Rex: Replication at the Speed of Multi-core by Zhenyu Guo, Chuntao Hong, Mao Yang, Dong Zhou, Lidong Zhou, and Li Zhuang at EuroSys 2014.

Like the C5 paper I just reviewed, Rex is about improving asynchronous replication performance on multi-core, but I thought the C5 paper was humdrum whereas Rex is thought-provoking.

Black-and-white illustration of cross-section of a neuron. Its central body contains bubbles or balls. White lines twist among the balls and spread outward into bundles of filaments leading to the edge of the image. This and many other illustrations are from a 19th Century book titled “The principles of light and color”.

Warm up your neurons because they're going to get a workout.

Background #

Usually in asynchronous replication, one server is the leader for a while and makes modifications to its data. It logs these modifications in a sequence, which it streams to followers. They replay these modifications to their copies of the data, in the same order. Thus there is a total order of states; any state that the leader passes through is eventually reflected on each follower in the same order. Clients can read from the leader or followers, and they’ll see the same sequence of states, although the followers may lag.

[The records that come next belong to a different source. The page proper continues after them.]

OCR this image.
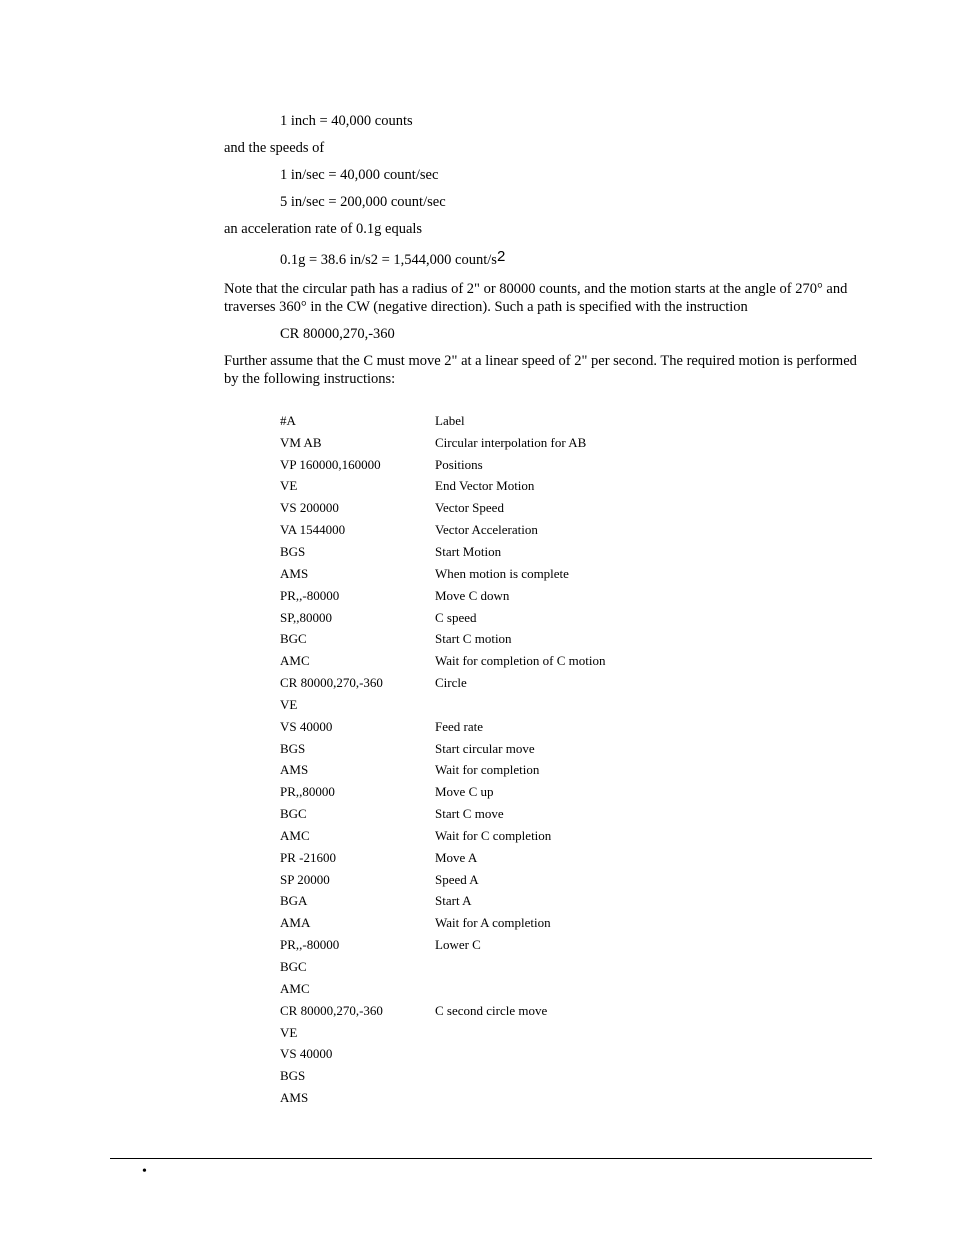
1 inch = 40,000 counts
and the speeds of
1 in/sec = 40,000 count/sec
5 in/sec = 200,000 count/sec
an acceleration rate of 0.1g equals
0.1g = 38.6 in/s2 = 1,544,000 count/s2
Note that the circular path has a radius of 2" or 80000 counts, and the motion starts at the angle of 270° and traverses 360° in the CW (negative direction). Such a path is specified with the instruction
CR 80000,270,-360
Further assume that the C must move 2" at a linear speed of 2" per second. The required motion is performed by the following instructions:
#A	Label
VM AB	Circular interpolation for AB
VP 160000,160000	Positions
VE	End Vector Motion
VS 200000	Vector Speed
VA 1544000	Vector Acceleration
BGS	Start Motion
AMS	When motion is complete
PR,,-80000	Move C down
SP,,80000	C speed
BGC	Start C motion
AMC	Wait for completion of C motion
CR 80000,270,-360	Circle
VE	
VS 40000	Feed rate
BGS	Start circular move
AMS	Wait for completion
PR,,80000	Move C up
BGC	Start C move
AMC	Wait for C completion
PR -21600	Move A
SP 20000	Speed A
BGA	Start A
AMA	Wait for A completion
PR,,-80000	Lower C
BGC	
AMC	
CR 80000,270,-360	C second circle move
VE	
VS 40000	
BGS	
AMS	
•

Diagrame of two databases labelled “primary” and “follower”. Writes go to the primary, logs go from primary to follower, and reads come from the primary and follower.

So far so good. Distributed Systems 101.

But what if it didn’t have to be that way?

Black-and-white illustration of a person, seen from the neck up, androgynous and bald, with curved lines indicating some kind of magnetic field or lines of energy surrounding and crossing the head.

Galaxy brain.

Partial-Order Replication #

The Rex paper’s insight is, the leader only needs to guarantee a partial order of events. On the leader if two transactions are running on concurrent threads t₁ and t₂ and they attempt to modify the same data x, some concurrency protocol decides the outcome. For example, if your database wants to guarantee serializability, it might use two-phase locking. Let’s say t₁ gets the write-lock L on x first and updates x, then unlocks L. Then, t₂ locks L, updates x, and unlocks L. This sequence of events guarantees that t₁’s write happens-before t₂’s, and the value of x after both transactions commit is the value t₂ wrote.

(Forgive me, this will get interesting in a second.)

A sequence diagram of two threads. Thread 1 experiences three events labeled “New Request”, “Lock L”, and “Unlock L”. Thread 2 experiences the same three events. A line goes from Thread 1’s event “Lock L” to Thread 2’s event “Unlock L”, indicating that Thread 2 can’t lock L until Thread 1 unlocks it.

I adapted this from the author's Figure 2.

On the other hand if a pair of threads t₃ and t₄ write to disjoint data, they’ll share no locks and their writes are concurrent: neither one happened before or after the other.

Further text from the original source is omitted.